Tim Smith, a Gettysburg expert and licensed guide. took the Club group through the three days of horrendous fighting in the July 1-3, 1863, battle, which ebbed and flowed over 20 square miles.

Smith said the Confederate Army arrived at Gettysburg before the Union forces did, with more men.

"The South captured the town, with fighting in the streets," he said, pointing out bullet holes in some of the still-standing homes and other town buildings. At the time Gettysburg had some 2,000 residents, but only one civilian was killed.

Summarizing the wide-ranging fighting, Smith said the Confederate Army won the first day of the battle.

The second day was the bloodiest day of the battle, with Confederate Gen. Robert E. Lee's army attacking both ends of a three-mile-plus Union army line.

"Lee's army had to march through woods, over boulders and through bushes -- mostly uphill," Smith said. Despite the difficult terrain the Confederate forces almost succeeded, but the North won the day by staving off a vicious attack at the hill known as Little Round Top.

"Lee thought he could win by attacking the center of the Union line on the third day," Smith said. "After failing against the ends, he thought the center would be weak."

But the attack against a well fortified and elevation position -- the famed Pickett's Charge -- "was a disaster." Some 12,000 Confederate soldiers attacked, with 6,000 to 8,000 killed, wounded or missing.

Why did Lee make the charge?

"He had moved 70,000 men over 200 miles into northern territory, no easy task," Smith said. "This was the time, he had to do something, and he thought the attack was his best chance."

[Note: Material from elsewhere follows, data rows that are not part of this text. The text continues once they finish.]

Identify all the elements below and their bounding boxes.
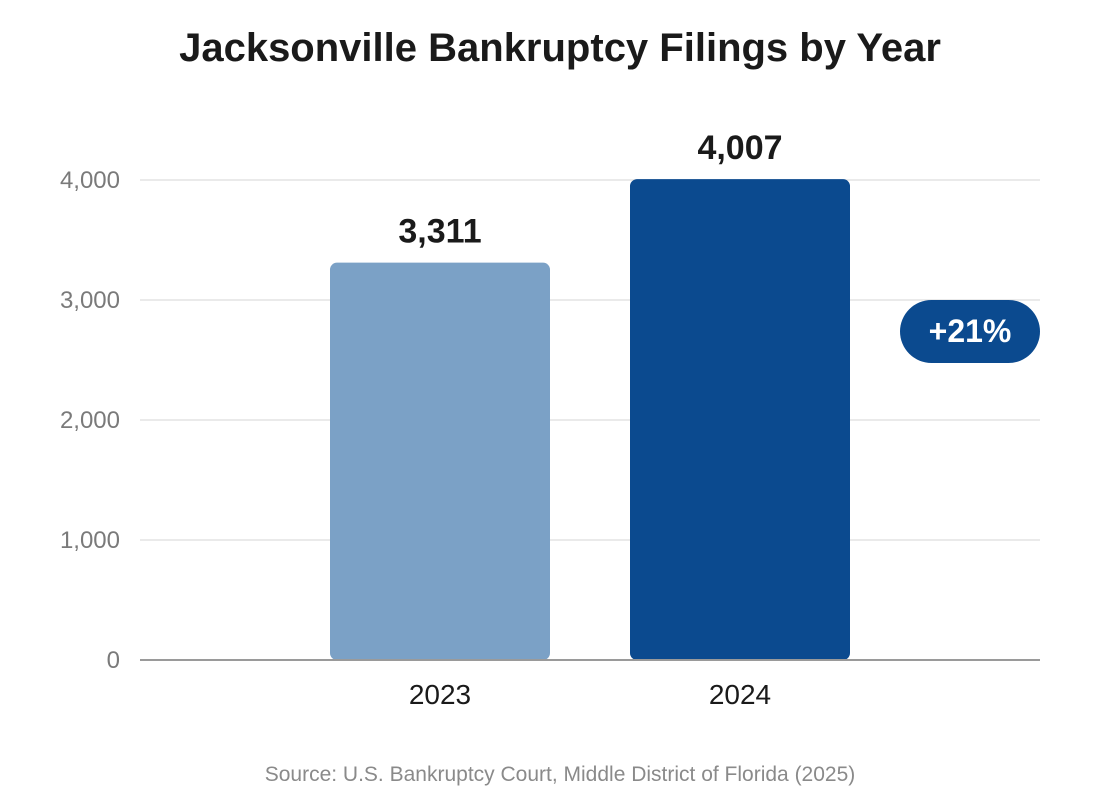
bar-2024 xyxy=(630,179,850,660)
y-tick-label: 2,000 xyxy=(60,407,120,434)
y-tick-label: 3,000 xyxy=(60,287,120,314)
y-axis-ticks: 0 1,000 2,000 3,000 4,000 xyxy=(60,167,120,674)
y-tick-label: 4,000 xyxy=(60,167,120,194)
x-tick-label: 2024 xyxy=(709,679,771,710)
bars xyxy=(330,179,850,660)
change-badge-label: +21% xyxy=(929,313,1012,349)
source-note: Source: U.S. Bankruptcy Court, Middle Di… xyxy=(264,763,856,786)
value-label-2023: 3,311 xyxy=(398,213,481,251)
value-label-2024: 4,007 xyxy=(697,129,782,167)
value-labels: 3,311 4,007 xyxy=(398,129,782,251)
chart-title: Jacksonville Bankruptcy Filings by Year xyxy=(179,26,941,70)
change-badge xyxy=(900,300,1040,363)
y-tick-label: 1,000 xyxy=(60,527,120,554)
x-axis-ticks: 2023 2024 xyxy=(409,679,771,710)
gridlines xyxy=(140,179,1040,541)
bar-2023 xyxy=(330,262,550,660)
change-annotation: +21% xyxy=(900,300,1040,363)
x-tick-label: 2023 xyxy=(409,679,471,710)
y-tick-label: 0 xyxy=(107,647,120,674)
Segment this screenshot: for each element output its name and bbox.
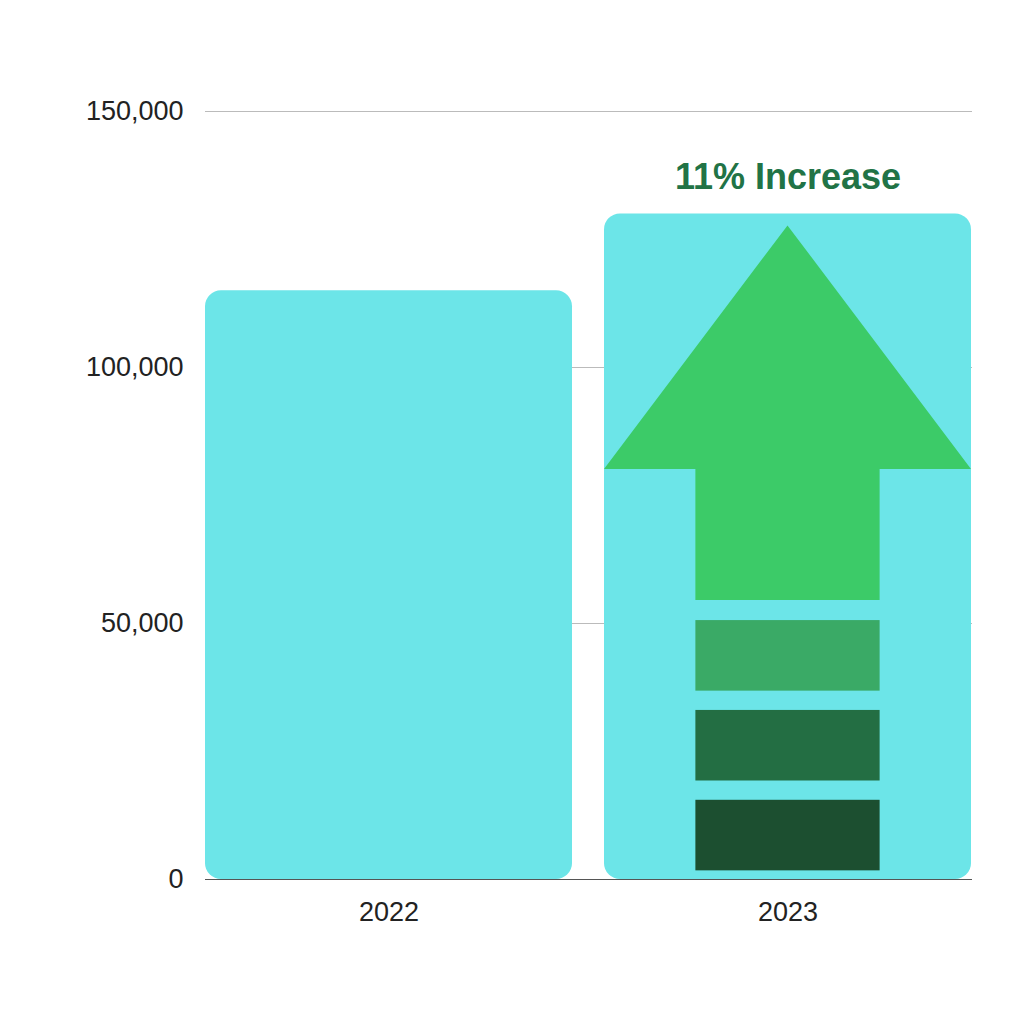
- svg-text:50,000: 50,000: [101, 608, 184, 638]
- svg-text:2022: 2022: [359, 897, 419, 927]
- svg-text:11% Increase: 11% Increase: [675, 156, 901, 197]
- svg-text:100,000: 100,000: [86, 352, 184, 382]
- svg-text:2023: 2023: [758, 897, 818, 927]
- svg-text:150,000: 150,000: [86, 96, 184, 126]
- svg-text:0: 0: [168, 864, 183, 894]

The Club group also saw the small stone house that was Lee's headquarters during the battle. The house and adjacent four-acre property was privately owned and over the years was host to a museum and motel complex. In 2014, the Trust acquired the property and restored the house to its 1863 appearance.

The Club's Civil War Trips started in 2005, under a payment-in-kind arrangement with the Trust, and have been held every year since. Headquartered in Washington, the Trust is a private entity that purchases and preserves battlefield lands. It educates the public on what happened there and why it matters today.